Synopsis

Superior, Arizona, Etats-Unis est une bourgade dans laquelle Bobby Cooper vient faire réparer la durite de sa Ford Mustang. Il a à ses trousses un gang auquel il doit un paquet de blé. Bobby Cooper est un veinard: il y a un garagiste dans le patelin. Certes il a une sale gueule et il semble un peu retors mais quand on n’a pas le choix on lui confie sa bagnole. On prend bien soin de prendre le sac rempli de biftons pour aller boire un coup. Et si dans la supérette Bobby Cooper se retrouve en plein braquage il peut se dire qu’il est en veine car quand un des malfrats veut lui piquer son sac la rombière derrière son comptoir les flingue. Même si ses billets sont criblés de plombs et inutilisables, Bobby a du bol il échappe aux flics et tombe sur Grace une super nana pas très farouche. Jake, le mari débarque et les surprend dans une position délicate. Mais Bobby est dans son bon jour : Jake lui propose de flinguer Grace contre rémunération… A moins que tout cela ne soit finalement que de la poisse…

 

CRITIQUE

Oliver Stone s’offre une récréation après le tournage de « Nixon » (1995) et filme le destin de Bobby Cooper dans la bourgade de Superior avec une caméra goguenarde.

Ce film sent bon la bouffe Tex-mex et a le goût étrange du Dr Pepper (une boisson au cola antérieure au Coca).

L’Amérique profonde (sous entendu : républicaine si ce n’est d’extrême droite) n’est pas dans les petits papiers d’Oliver Stone. Puisqu’on n’y trouve que des dégénérés qui n’ont qu’une obsession: le pognon.
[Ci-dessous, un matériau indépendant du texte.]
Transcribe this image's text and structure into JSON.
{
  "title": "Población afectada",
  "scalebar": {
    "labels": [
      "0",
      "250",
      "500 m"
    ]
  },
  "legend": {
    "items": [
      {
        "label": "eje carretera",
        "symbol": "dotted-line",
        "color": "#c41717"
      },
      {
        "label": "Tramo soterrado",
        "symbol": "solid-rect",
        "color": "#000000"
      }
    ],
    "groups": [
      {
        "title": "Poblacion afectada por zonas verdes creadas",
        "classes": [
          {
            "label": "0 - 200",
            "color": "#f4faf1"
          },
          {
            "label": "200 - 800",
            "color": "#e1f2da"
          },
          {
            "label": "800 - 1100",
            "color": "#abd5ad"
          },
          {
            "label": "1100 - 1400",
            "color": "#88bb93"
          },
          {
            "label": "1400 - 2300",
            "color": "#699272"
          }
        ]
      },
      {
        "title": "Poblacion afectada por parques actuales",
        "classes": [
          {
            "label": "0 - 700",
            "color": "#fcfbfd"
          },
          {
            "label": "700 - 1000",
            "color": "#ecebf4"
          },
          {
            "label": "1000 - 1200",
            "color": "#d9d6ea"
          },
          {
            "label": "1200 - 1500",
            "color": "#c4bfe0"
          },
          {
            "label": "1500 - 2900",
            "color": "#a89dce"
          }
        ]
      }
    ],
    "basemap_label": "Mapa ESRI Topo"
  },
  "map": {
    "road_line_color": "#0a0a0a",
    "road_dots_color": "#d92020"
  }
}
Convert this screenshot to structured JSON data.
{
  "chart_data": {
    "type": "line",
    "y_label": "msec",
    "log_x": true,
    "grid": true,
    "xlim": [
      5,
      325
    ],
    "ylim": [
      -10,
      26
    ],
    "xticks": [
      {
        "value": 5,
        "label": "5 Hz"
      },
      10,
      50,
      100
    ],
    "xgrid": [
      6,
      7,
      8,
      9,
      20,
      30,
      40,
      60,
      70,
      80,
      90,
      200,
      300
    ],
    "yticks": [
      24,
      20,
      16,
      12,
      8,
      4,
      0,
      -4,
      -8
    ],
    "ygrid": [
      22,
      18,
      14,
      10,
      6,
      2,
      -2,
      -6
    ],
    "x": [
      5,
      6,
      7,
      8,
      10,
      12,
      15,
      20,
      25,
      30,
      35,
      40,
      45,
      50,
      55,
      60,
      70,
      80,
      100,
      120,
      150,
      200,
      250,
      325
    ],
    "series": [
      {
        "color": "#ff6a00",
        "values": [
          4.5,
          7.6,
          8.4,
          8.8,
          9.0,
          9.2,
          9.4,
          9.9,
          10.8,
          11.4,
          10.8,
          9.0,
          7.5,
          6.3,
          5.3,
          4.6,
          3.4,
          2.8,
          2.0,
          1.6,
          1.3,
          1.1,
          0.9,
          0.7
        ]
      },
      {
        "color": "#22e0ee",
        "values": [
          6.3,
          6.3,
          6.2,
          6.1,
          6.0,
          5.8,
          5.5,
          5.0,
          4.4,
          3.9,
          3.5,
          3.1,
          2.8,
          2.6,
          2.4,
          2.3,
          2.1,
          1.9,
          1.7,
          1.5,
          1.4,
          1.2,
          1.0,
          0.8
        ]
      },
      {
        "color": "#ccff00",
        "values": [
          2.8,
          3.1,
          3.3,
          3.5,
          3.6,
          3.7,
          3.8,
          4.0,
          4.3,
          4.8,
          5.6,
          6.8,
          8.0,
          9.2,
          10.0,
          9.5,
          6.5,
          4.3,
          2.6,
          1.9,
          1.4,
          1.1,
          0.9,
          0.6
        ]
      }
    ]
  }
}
Même le rôle de la femme n’est pas reluisant: offerte au premier venu qui la dépatouillera des pattes de son mari qui à la fin s’avère être aussi son père. Bobby Cooper petit malfrat de la côte, semble, à côté de ces culs-terreux décérébrés, un doux agneau bien tendre.

Ce film souffre parfois du maniérisme du réalisateur dans ses cadres et son montage haché, mais il a su nous offrir une bonne tranche de rire avec ce portait au vitriol de l’Arizona et de sa population passablement corrompue et profondément attardée.

Sean Penn, Nick Nolte et Billy Bob Thornton sont parfaits et Jennifer Lopez dans un de ses meilleurs rôles.

La chanson de générique de début et de fin « It’s a good day » par Peggy Lee est digne de celle du générique de fin de « Dr Folamour« .
Ennio Morricone est de la fête et revisite le Western  sans faire une musique « spaghetti ».

LA SCÈNE D’ANTHOLOGIE

La scène finale. Bobby parvient à remonter du ravin en piteux état, monte dans la bagnole et au moment de mettre le contact s’aperçoit qu’il n’a pas la clef…

L’ANECDOTE

Ambiance détestable entre le réalisateur et son acteur principal. Les noms d’oiseaux ont fusé durant et après tournage.